How to reason about efficiency of different score/mask mod functions

pytorch-labs / attention-gym

Helpful tools and examples for working with flex-attention

BSD 3-Clause "New" or "Revised" License

475 stars 23 forks source link

How to reason about efficiency of different score/mask mod functions #63

Open alex-hh opened 1 month ago

alex-hh commented 1 month ago

Hi,

The fact that it's possible to create arbitrary score mod / mask mod patterns is really powerful!

I'm wondering if there is any way to reason about the efficiency of different masking patterns (if this is a relevant consideration)?

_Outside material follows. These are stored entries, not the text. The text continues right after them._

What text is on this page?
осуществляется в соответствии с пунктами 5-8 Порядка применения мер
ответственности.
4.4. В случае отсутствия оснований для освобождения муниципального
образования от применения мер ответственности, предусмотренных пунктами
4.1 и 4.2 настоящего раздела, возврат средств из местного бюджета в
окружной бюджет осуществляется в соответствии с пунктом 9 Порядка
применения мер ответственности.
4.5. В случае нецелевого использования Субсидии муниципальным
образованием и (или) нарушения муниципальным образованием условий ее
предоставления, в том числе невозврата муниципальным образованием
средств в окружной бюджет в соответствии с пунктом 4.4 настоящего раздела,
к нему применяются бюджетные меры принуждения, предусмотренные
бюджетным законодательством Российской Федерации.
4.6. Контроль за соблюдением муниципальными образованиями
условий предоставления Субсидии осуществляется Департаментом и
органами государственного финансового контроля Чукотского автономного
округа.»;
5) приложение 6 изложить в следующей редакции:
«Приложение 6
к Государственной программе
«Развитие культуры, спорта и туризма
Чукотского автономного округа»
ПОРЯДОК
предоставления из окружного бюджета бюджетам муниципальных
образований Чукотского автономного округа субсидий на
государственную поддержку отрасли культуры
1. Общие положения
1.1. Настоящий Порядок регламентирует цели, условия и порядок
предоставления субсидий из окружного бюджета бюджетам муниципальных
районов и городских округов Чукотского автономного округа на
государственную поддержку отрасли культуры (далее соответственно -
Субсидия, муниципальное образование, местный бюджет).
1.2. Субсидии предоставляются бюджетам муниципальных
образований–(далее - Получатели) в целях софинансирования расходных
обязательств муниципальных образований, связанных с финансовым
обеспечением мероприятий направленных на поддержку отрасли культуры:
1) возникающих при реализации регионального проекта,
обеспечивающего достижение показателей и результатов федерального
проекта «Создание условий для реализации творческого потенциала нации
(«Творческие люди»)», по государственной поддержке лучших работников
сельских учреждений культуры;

For example, is a 'full' score_mod e.g. returning bias[b, h, i, j], where bias is some explicitly materialised attention bias tensor going to yield any efficiency gains over manually adding the bias to the attention logits? What are the relative efficiencies of e.g. structured and random sparsity patterns in mask_mod?

Thanks

Chillee commented 4 weeks ago

@alex-hh Generally speaking, the less memory you have to access from outside the kernel, the better. So loading from a full bias (i.e. size S^2) is going to be slower than loading from a 1d bias (i.e. size S), which is going to be slower than loading from.

For sparsity, FlexAttention is fundamentally block-sparse. So pure random sparsity is unlikely to help much.

alex-hh commented 4 weeks ago

Thanks for the reply! Got it re the memory.

Regarding block sparsity - does this mean that given a particular mask_mod pattern, there is potentially an optimal way of permuting the inputs before applying flex attention?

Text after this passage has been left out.